Sentara cares for hundreds of patients per year who are diagnosed with breast pre-invasive
lesions, including atypical ductal hyperplasia (ADH), ductal carcinoma in situ (DCIS), and
lobular carcinoma in situ (LCIS). Sentara treats 25% of the women with breast cancer in
Virginia. Coupled with information from the Sentara Cancer Registry, Dr. Hoefer or a research
team member will identify eligible patients with ADH, DCIS, and/or LCIS at the time of the
core biopsy diagnosis, surgical therapy, and/or upon lesion recurrence. After receiving
written informed consent from the eligible patients, Sentara Pathology will retrieve the
corresponding tissue blocks. The recut tissue sections will be processed at George Mason
University, Center for Applied Proteomics and Molecular Medicine for markers relevant to
calcium signaling, Vitamin D response, proliferation, autophagy and inflammation. Combined
with the translational research expertise/technology in the Center for Applied Proteomics and
Molecular Medicine at George Mason University, Sentara's diverse patient cohort provides an
opportunity to address the most fundamental unanswered questions surrounding the etiology,
progression, and therapy of pre-invasive breast lesions.
Description:
Sentara Healthcare is a progressive and integrated healthcare organization that cares for
hundreds of patients per year who are diagnosed with breast cancer and pre-invasive lesions,
including atypical ductal hyperplasia (ADH), ductal carcinoma in situ (DCIS), and lobular
carcinoma in situ (LCIS). Sentara Healthcare maintains a Cancer Registry which includes
complete clinical information and disposition information of tissue blocks collected at the
time of the core biopsy diagnosis, the surgical therapy, and upon lesion recurrence.

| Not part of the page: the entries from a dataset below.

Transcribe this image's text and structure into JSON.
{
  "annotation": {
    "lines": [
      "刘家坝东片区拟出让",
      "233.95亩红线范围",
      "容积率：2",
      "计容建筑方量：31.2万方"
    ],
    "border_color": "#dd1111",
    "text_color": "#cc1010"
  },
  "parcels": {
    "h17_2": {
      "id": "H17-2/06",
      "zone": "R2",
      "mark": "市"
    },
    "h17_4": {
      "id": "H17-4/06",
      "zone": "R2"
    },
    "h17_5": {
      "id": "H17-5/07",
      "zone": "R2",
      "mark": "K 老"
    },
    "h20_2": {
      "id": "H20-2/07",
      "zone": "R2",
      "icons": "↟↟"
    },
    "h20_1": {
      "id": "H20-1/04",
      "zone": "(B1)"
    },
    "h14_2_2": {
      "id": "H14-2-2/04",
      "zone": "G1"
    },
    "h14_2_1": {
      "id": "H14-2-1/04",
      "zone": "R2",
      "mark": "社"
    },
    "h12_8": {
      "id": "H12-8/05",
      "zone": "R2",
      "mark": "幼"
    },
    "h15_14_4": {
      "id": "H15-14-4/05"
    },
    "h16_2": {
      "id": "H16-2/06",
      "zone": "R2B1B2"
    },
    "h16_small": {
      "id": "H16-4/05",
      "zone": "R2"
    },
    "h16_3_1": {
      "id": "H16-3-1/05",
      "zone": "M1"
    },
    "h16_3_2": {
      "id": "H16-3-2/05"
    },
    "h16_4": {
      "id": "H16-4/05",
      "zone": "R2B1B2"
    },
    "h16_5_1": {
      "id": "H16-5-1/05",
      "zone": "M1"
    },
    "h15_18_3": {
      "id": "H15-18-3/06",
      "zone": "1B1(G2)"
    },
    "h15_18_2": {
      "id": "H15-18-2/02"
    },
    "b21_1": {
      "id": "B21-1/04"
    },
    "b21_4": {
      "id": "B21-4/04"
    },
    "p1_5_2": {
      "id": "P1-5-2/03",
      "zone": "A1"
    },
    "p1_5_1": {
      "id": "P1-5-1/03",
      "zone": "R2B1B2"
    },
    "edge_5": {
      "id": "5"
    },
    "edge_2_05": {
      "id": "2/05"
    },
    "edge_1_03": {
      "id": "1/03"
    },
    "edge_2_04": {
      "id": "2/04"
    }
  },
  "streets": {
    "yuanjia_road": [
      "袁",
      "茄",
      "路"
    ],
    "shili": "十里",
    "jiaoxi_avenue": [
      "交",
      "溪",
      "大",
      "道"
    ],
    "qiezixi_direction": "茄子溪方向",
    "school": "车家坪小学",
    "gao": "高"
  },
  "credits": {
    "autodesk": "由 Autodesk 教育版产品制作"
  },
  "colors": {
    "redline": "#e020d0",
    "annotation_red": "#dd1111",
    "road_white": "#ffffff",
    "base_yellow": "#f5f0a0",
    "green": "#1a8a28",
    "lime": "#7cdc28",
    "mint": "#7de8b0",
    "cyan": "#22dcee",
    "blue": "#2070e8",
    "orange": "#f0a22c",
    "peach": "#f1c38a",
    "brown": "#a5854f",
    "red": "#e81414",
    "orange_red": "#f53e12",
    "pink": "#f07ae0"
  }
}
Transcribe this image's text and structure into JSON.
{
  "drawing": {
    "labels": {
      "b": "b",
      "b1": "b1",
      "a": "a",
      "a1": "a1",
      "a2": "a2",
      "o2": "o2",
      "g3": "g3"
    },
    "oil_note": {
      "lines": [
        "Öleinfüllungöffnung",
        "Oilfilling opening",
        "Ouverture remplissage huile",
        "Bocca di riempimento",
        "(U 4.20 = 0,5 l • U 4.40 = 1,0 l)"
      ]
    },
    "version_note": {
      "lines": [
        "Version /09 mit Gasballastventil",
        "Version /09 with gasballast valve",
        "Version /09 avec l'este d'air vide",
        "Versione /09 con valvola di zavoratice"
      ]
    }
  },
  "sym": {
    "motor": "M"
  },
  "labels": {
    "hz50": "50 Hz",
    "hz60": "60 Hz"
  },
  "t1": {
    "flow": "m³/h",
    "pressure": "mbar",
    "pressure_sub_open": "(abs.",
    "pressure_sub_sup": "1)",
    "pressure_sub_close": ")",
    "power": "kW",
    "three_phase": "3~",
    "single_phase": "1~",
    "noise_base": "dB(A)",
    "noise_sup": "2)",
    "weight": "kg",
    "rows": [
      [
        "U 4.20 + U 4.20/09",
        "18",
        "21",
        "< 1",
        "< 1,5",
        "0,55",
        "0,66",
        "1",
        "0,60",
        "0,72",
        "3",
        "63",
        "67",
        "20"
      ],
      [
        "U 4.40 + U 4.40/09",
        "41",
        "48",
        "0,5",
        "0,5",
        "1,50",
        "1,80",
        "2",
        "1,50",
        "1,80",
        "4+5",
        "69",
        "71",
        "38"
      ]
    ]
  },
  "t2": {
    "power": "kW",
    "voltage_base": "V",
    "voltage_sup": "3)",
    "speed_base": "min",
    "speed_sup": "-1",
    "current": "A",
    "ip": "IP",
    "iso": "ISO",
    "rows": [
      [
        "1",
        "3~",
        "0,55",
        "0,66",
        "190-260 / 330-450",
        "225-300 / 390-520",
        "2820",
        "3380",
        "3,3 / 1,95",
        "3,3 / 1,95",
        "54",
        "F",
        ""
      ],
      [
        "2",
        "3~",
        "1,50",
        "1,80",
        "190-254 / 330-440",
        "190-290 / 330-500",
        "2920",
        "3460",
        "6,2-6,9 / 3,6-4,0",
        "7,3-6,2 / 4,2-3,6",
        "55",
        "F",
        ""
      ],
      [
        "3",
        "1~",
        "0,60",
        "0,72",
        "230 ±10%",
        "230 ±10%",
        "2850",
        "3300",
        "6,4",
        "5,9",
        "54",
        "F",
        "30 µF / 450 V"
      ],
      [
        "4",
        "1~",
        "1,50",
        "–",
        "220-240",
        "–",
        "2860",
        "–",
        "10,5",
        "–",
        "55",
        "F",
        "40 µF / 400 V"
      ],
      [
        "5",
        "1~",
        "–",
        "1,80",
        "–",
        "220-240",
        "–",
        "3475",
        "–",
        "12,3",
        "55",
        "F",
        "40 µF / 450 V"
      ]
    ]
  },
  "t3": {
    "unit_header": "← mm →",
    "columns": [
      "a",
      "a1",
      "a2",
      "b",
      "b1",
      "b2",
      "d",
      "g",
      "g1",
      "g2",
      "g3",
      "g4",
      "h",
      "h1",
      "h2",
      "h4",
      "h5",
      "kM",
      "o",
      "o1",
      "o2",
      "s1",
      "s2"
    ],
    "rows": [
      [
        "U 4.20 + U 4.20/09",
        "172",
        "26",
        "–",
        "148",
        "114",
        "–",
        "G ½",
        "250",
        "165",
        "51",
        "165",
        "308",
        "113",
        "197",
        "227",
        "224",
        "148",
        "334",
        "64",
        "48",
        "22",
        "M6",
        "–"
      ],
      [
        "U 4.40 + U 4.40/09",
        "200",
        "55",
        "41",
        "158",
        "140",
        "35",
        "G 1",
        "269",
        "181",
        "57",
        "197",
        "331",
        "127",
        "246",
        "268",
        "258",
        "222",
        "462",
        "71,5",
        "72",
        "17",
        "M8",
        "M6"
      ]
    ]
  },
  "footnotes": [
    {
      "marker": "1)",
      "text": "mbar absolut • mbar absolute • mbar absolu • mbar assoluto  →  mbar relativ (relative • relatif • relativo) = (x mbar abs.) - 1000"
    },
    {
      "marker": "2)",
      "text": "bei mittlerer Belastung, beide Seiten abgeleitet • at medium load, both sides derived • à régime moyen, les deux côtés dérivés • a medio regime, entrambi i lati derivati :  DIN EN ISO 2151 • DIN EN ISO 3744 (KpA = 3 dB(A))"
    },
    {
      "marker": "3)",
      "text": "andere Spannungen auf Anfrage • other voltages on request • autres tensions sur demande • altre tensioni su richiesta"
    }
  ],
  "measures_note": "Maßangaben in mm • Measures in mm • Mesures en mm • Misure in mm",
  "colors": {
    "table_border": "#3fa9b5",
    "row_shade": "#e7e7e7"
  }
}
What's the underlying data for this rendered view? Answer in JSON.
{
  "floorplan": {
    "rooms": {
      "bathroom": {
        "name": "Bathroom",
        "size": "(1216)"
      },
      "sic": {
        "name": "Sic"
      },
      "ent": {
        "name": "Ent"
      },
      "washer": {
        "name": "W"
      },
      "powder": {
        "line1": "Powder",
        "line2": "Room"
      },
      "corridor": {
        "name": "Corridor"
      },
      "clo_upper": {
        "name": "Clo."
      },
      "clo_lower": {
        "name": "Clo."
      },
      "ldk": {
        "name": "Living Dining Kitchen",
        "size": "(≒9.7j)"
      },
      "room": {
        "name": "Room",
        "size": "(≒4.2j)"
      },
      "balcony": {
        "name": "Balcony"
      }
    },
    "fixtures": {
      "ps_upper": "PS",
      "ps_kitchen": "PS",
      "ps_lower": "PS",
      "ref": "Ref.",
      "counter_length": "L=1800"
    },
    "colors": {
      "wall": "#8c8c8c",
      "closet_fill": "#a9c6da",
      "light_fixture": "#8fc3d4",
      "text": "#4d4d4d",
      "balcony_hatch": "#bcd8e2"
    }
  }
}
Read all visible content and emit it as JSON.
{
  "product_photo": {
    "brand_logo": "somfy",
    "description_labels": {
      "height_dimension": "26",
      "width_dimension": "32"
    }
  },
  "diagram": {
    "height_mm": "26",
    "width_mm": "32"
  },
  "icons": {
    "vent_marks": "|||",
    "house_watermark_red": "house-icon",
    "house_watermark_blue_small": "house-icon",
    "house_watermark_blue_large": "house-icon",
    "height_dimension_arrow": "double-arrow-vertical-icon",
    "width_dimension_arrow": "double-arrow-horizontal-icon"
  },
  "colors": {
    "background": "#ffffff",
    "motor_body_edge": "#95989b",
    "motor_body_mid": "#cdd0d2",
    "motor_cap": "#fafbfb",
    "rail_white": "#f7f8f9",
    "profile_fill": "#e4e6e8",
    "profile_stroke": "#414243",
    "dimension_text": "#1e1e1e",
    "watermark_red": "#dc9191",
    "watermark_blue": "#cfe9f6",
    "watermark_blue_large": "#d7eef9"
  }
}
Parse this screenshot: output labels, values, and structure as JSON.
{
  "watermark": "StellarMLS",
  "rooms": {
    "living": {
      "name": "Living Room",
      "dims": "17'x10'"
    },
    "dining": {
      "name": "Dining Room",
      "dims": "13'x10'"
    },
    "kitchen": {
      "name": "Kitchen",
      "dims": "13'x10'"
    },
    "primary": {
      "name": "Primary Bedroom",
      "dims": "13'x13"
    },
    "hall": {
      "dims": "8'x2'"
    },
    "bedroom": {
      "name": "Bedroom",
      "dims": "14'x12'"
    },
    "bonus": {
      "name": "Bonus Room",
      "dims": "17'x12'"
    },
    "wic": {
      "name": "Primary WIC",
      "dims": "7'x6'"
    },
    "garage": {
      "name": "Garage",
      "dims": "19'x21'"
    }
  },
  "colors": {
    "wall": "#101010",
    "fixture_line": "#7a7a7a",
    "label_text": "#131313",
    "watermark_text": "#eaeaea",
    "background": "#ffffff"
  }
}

Combined
with the translational research expertise/technology in the Center for Applied Proteomics and
Molecular Medicine (CAPMM) at George Mason University (GMU), the Sentara Healthcare extensive
patient cohort provides an opportunity to address the most fundamental unanswered questions
surrounding over-treatment and under-treatment of pre-invasive breast lesions:
1. Does the histopathologic/molecular character of the carcinoma in situ, the immune
infiltrate, and/or the stroma, correlate with the type of lesion (ADH, DCIS or LCIS),
the grade of the lesion, or the presence of later recurrence?
2. Does the level of autophagy within the lesion duct, or the level of PMCA2, of the
pre-invasive lesion, correlate with lesion grade, the level of apoptosis, or the
presence of later recurrence?
3. Does the level of Vitamin D receptor correlate with the level of PMCA2?